4月2日、都知事選候補であるドクター・中松氏からファックスで「4月1日放送のキー局の情報番組で、吉田・石原・浅野・黒川4氏のみを出演させ、選挙運動に関する放送をした。これは公職選挙法及び放送法違反である。また、申立人ドクター・中松を排除したことにより、視聴者に中松はマイナーであるという誤解を与えた。世間の常識に反する捏造をしたことは”BPO違反”である」と、苦情を申し立ててきた。

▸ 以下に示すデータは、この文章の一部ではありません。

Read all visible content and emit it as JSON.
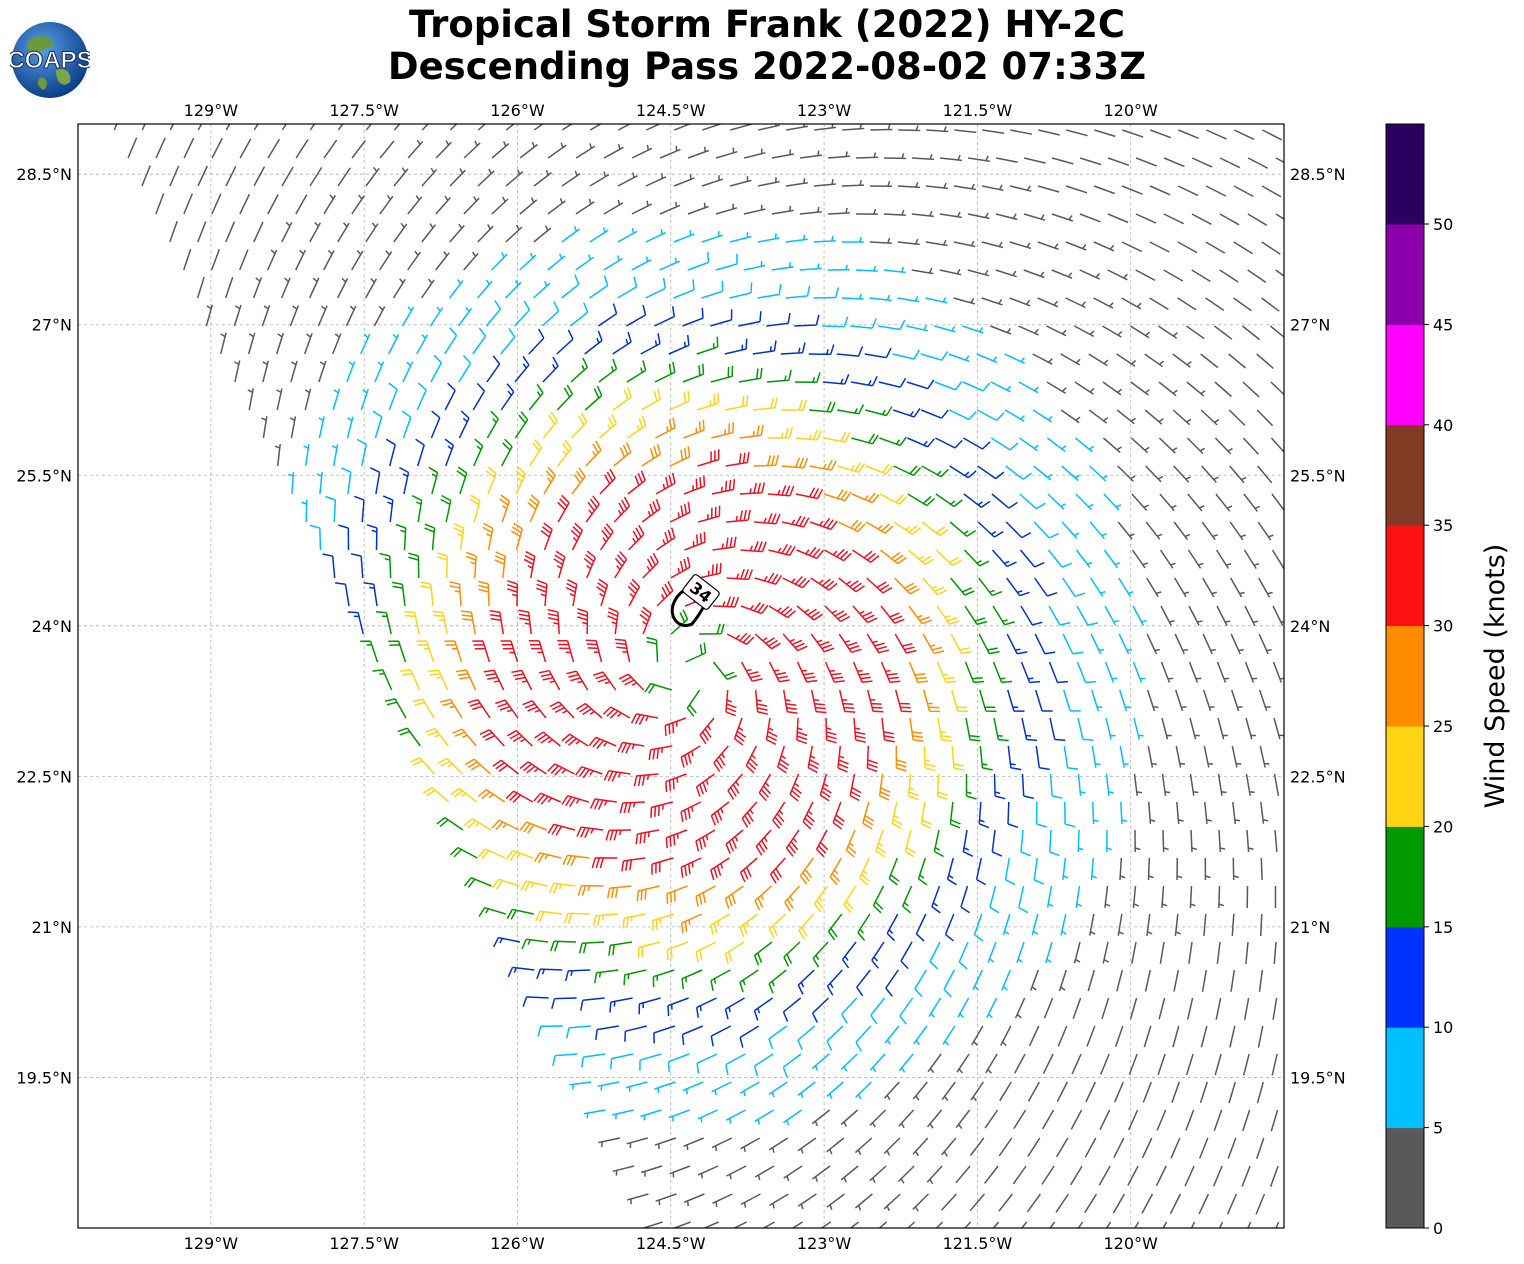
{
  "header": {
    "title_line1": "Tropical Storm Frank (2022) HY-2C",
    "title_line2": "Descending Pass 2022-08-02 07:33Z",
    "logo_text": "COAPS"
  },
  "map": {
    "lon_range": [
      -130.3,
      -118.5
    ],
    "lat_range": [
      18.0,
      29.0
    ],
    "grid": true,
    "lon_ticks": [
      {
        "value": -129.0,
        "label": "129°W"
      },
      {
        "value": -127.5,
        "label": "127.5°W"
      },
      {
        "value": -126.0,
        "label": "126°W"
      },
      {
        "value": -124.5,
        "label": "124.5°W"
      },
      {
        "value": -123.0,
        "label": "123°W"
      },
      {
        "value": -121.5,
        "label": "121.5°W"
      },
      {
        "value": -120.0,
        "label": "120°W"
      }
    ],
    "lat_ticks": [
      {
        "value": 28.5,
        "label": "28.5°N"
      },
      {
        "value": 27.0,
        "label": "27°N"
      },
      {
        "value": 25.5,
        "label": "25.5°N"
      },
      {
        "value": 24.0,
        "label": "24°N"
      },
      {
        "value": 22.5,
        "label": "22.5°N"
      },
      {
        "value": 21.0,
        "label": "21°N"
      },
      {
        "value": 19.5,
        "label": "19.5°N"
      }
    ],
    "storm_center": {
      "lon": -124.35,
      "lat": 23.55
    },
    "contour": {
      "label": "34",
      "color": "#000000"
    },
    "swath_west_edge": [
      [
        -129.0,
        27.0
      ],
      [
        -129.95,
        28.95
      ],
      [
        -124.5,
        17.9
      ],
      [
        -126.0,
        20.9
      ]
    ]
  },
  "colorbar": {
    "label": "Wind Speed (knots)",
    "ticks": [
      "0",
      "5",
      "10",
      "15",
      "20",
      "25",
      "30",
      "35",
      "40",
      "45",
      "50"
    ],
    "bins": [
      {
        "min": 0,
        "max": 5,
        "color": "#595959"
      },
      {
        "min": 5,
        "max": 10,
        "color": "#00bfff"
      },
      {
        "min": 10,
        "max": 15,
        "color": "#0033ff"
      },
      {
        "min": 15,
        "max": 20,
        "color": "#009900"
      },
      {
        "min": 20,
        "max": 25,
        "color": "#ffd412"
      },
      {
        "min": 25,
        "max": 30,
        "color": "#ff8c00"
      },
      {
        "min": 30,
        "max": 35,
        "color": "#ff1111"
      },
      {
        "min": 35,
        "max": 40,
        "color": "#833a24"
      },
      {
        "min": 40,
        "max": 45,
        "color": "#ff00ff"
      },
      {
        "min": 45,
        "max": 50,
        "color": "#8b00aa"
      },
      {
        "min": 50,
        "max": 55,
        "color": "#2b0060"
      }
    ]
  },
  "barb_colors": {
    "calm": "#595959",
    "light": "#00bfff",
    "blue": "#0033cc",
    "green": "#009900",
    "yellow": "#ffd412",
    "orange": "#ff8c00",
    "red": "#ee1122"
  }
}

この審理要請に対し放送人権委員会では、投票日が迫っていることから、次の委員会を待たずに、委員長起草の回答案を基に持ち回り協議を行った結果、「申立人が提出した文書を検討すると、申立ての内容は、選挙の公正に関するものであり、名誉・プライバシー等の権利侵害に関する苦情ではない。したがって、当委員会の運営規則に照らし、当委員会が審理すべき案件とは認められない」ということで委員全員の意見が一致し、翌3日に中松氏にその旨を文書で通知した。

3月の苦情概要

3月中にBPOに寄せられた視聴者意見のうち、放送人権委員会関連の苦情の内訳は次のとおり。

◆人権関連の苦情[19件]

  • 斡旋・審理に関連する苦情(特定個人または直接の関係人からの人権関連の苦情)・・・12件
  • 人権一般の苦情(人権関連だが、関係人ではない一般視聴者からの苦情)・・・7件

その他

村井専務理事より、番組委員会を発展的に解消した新委員会を、4月末、遅くとも5月初めに立ち上げるべく作業委員会で準備を進めているとの報告があった。

次回委員会は、5月15日(火)に、「ラ・テ欄表記等に対する訴え」事案のヒアリングを審理に先立って行うことを決め、閉会した。